Perché avete deciso di presentare nuovamente la vostra candidatura?
La partecipazione a Solar Decathlon 2012 ha comportato uno sforzo enorme, tanto da spingerci a rinunciare a un nuovo progetto. In seguito abbiamo considerato che eravamo comunque riusciti a raggiungere un risultato importante: avevamo messo in moto una grande macchina di conoscenza e di ricerca. Forse conveniva sfruttare lo slancio per andare oltre e riuscire a essere più incisivi proprio sul piano della formazione dei nostri studenti che risentivano dell'entusiasmo trasmesso dai successi del 2012, ma anche sul piano della diffusione di una cultura del costruire sano ed efficiente anche in clima mediterraneo. 

 

Il rapporto tra azienda e università può dare un maggiore impulso all'economia e all'innovazione del paese? Come?

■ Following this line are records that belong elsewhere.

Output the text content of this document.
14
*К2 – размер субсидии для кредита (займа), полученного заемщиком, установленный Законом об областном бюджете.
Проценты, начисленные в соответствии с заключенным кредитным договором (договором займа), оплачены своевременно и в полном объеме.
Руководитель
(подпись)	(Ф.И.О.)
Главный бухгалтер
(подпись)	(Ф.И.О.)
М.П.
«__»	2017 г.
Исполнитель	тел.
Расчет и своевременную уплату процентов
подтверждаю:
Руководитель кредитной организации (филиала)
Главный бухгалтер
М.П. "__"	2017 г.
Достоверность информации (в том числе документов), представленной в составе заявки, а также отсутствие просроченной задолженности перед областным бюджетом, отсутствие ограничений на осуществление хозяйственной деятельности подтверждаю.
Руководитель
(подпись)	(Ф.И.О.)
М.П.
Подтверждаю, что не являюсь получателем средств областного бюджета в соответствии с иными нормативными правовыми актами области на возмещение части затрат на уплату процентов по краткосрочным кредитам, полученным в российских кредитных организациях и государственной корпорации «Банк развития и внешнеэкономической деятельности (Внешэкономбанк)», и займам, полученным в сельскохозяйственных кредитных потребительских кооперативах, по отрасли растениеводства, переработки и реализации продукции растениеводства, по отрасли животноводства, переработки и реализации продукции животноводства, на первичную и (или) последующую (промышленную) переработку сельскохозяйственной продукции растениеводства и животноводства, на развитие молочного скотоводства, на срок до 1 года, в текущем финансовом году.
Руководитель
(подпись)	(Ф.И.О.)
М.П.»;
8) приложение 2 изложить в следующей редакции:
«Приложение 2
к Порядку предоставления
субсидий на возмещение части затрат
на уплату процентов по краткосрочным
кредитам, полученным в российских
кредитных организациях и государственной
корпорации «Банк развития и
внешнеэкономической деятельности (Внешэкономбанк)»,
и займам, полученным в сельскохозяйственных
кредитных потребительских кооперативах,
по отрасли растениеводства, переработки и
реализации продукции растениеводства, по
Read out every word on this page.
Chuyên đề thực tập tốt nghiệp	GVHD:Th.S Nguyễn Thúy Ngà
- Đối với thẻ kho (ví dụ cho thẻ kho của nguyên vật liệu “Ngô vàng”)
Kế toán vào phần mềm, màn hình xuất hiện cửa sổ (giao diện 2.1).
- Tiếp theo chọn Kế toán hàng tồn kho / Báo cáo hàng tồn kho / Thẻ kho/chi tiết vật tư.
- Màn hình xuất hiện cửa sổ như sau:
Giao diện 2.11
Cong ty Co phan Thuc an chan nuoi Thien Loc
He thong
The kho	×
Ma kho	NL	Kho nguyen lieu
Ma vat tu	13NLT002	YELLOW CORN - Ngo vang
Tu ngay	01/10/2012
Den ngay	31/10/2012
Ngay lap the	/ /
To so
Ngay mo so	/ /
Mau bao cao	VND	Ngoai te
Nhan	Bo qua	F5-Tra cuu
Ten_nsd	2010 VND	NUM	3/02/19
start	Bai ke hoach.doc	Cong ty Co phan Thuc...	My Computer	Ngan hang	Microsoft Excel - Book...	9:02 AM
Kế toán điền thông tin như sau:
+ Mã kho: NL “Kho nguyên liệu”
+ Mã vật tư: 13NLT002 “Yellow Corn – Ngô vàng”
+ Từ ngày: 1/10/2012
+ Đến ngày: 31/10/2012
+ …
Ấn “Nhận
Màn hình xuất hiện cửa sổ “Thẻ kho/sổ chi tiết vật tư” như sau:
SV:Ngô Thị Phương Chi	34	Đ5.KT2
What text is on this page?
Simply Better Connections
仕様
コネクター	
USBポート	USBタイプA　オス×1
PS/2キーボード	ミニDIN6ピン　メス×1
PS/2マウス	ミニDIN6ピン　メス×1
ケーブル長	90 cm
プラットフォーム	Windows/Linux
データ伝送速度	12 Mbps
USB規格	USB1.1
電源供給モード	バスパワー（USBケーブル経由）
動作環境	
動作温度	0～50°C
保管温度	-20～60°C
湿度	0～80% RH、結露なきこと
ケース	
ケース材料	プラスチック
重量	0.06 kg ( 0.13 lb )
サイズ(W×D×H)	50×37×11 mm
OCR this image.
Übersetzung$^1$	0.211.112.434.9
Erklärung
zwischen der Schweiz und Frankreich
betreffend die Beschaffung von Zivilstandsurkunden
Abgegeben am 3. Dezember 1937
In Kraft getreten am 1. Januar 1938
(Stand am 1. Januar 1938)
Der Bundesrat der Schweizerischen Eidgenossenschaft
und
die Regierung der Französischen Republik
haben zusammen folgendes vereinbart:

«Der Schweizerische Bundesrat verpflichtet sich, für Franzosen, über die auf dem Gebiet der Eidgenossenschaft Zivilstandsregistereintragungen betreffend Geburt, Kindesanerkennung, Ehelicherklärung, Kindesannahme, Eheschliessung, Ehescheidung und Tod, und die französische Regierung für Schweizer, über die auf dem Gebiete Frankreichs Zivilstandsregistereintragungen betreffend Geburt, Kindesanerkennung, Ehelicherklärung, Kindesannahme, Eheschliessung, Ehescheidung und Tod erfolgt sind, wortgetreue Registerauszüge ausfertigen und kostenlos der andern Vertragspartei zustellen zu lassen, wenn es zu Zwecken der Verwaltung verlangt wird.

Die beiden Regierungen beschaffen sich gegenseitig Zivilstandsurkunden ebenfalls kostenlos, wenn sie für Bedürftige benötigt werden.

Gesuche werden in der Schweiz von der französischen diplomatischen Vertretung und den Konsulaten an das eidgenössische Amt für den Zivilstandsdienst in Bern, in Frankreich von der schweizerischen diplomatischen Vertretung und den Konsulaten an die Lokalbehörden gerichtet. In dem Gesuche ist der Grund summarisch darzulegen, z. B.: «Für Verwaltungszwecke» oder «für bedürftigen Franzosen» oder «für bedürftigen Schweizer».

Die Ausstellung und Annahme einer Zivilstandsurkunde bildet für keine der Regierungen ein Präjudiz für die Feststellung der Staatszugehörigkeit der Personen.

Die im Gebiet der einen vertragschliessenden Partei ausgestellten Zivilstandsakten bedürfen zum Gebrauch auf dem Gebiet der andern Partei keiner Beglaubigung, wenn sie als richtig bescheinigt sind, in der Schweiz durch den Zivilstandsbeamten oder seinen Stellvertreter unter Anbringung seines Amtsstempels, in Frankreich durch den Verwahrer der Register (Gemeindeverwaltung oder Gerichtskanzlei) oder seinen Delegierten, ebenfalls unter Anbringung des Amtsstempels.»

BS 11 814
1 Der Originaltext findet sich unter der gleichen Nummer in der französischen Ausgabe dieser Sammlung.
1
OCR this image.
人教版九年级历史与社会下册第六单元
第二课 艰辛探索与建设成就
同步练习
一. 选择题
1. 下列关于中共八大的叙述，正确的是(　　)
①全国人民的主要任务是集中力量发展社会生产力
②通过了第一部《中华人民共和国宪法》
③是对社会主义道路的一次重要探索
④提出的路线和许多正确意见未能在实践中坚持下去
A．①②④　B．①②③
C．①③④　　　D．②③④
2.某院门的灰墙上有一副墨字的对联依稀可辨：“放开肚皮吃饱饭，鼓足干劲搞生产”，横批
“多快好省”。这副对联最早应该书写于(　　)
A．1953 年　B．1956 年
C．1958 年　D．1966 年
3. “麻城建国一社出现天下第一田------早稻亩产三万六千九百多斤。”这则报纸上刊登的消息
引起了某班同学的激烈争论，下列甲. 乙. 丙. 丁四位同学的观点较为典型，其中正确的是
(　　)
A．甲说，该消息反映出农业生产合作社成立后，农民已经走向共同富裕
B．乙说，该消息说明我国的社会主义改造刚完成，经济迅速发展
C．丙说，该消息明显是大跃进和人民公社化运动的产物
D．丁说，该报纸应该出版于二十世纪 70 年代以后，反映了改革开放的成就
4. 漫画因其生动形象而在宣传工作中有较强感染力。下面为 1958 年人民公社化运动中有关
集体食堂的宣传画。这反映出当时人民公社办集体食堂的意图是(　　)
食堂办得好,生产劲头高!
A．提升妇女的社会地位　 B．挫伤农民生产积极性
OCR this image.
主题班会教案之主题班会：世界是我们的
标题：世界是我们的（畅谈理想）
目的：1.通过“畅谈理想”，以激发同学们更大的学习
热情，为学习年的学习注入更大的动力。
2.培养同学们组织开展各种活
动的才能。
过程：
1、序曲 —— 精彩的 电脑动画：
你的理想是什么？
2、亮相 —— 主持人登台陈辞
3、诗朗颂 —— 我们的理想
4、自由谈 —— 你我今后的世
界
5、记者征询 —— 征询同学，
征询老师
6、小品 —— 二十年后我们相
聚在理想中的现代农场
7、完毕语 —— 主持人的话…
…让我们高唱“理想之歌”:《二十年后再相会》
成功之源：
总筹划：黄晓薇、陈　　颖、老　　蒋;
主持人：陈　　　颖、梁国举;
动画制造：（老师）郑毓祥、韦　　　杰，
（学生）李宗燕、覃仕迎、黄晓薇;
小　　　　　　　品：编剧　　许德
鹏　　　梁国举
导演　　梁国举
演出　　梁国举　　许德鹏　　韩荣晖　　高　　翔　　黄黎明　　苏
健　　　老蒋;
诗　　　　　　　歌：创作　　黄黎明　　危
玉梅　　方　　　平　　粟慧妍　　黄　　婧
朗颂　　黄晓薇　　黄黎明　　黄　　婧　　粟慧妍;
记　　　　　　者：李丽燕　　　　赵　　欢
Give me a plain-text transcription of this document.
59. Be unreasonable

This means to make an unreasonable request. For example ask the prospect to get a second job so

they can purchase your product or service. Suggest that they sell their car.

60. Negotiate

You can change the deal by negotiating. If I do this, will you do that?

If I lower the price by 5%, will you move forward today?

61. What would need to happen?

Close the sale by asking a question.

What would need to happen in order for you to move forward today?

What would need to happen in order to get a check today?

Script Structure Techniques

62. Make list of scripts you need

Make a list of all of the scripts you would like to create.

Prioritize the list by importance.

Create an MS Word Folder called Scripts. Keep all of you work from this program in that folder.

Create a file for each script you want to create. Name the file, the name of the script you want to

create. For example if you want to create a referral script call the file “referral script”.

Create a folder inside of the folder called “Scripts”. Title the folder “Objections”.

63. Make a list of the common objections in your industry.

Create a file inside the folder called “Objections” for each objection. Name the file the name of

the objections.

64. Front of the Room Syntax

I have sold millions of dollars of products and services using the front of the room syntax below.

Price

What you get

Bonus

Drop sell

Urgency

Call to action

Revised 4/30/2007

Un progetto come quello di Solar Decathlon non sarebbe possibile senza il supporto economico e il know-how delle aziende. L’aspetto più interessante è la sinergia che si riesce a instaurare tra le aziende e l'università nello sviluppo del progetto. Abbiamo avuto modo di studiare a fondo la tipologia di prodotto che le aziende erano in grado di fornire per poterne sfruttare appieno le potenzialità. Questa attenzione ci ha portato  spesso  a chiedere piccole o grandi modifiche nel prodotto o nel processo che, a nostro parere, avrebbero potuto migliorare le prestazioni del prodotto in sè e del prodotto casa in maniera più generale. In alcuni casi le aziende hanno trovato le nostre proposte interessanti e questo ha prodotto piccole, ma spesso significative modifiche che abbiamo avuto modo di sperimentare nel prototipo realizzato. Nel settore delle costruzioni la ricerca e lo sviluppo non sono andati al passo con altri settori industriali. A mio avviso, questo tipo di collaborazione è essenziale per fare crescere i nostri studenti, e offre anche un importante contributo allo sviluppo di idee nuove nel settore edilizio.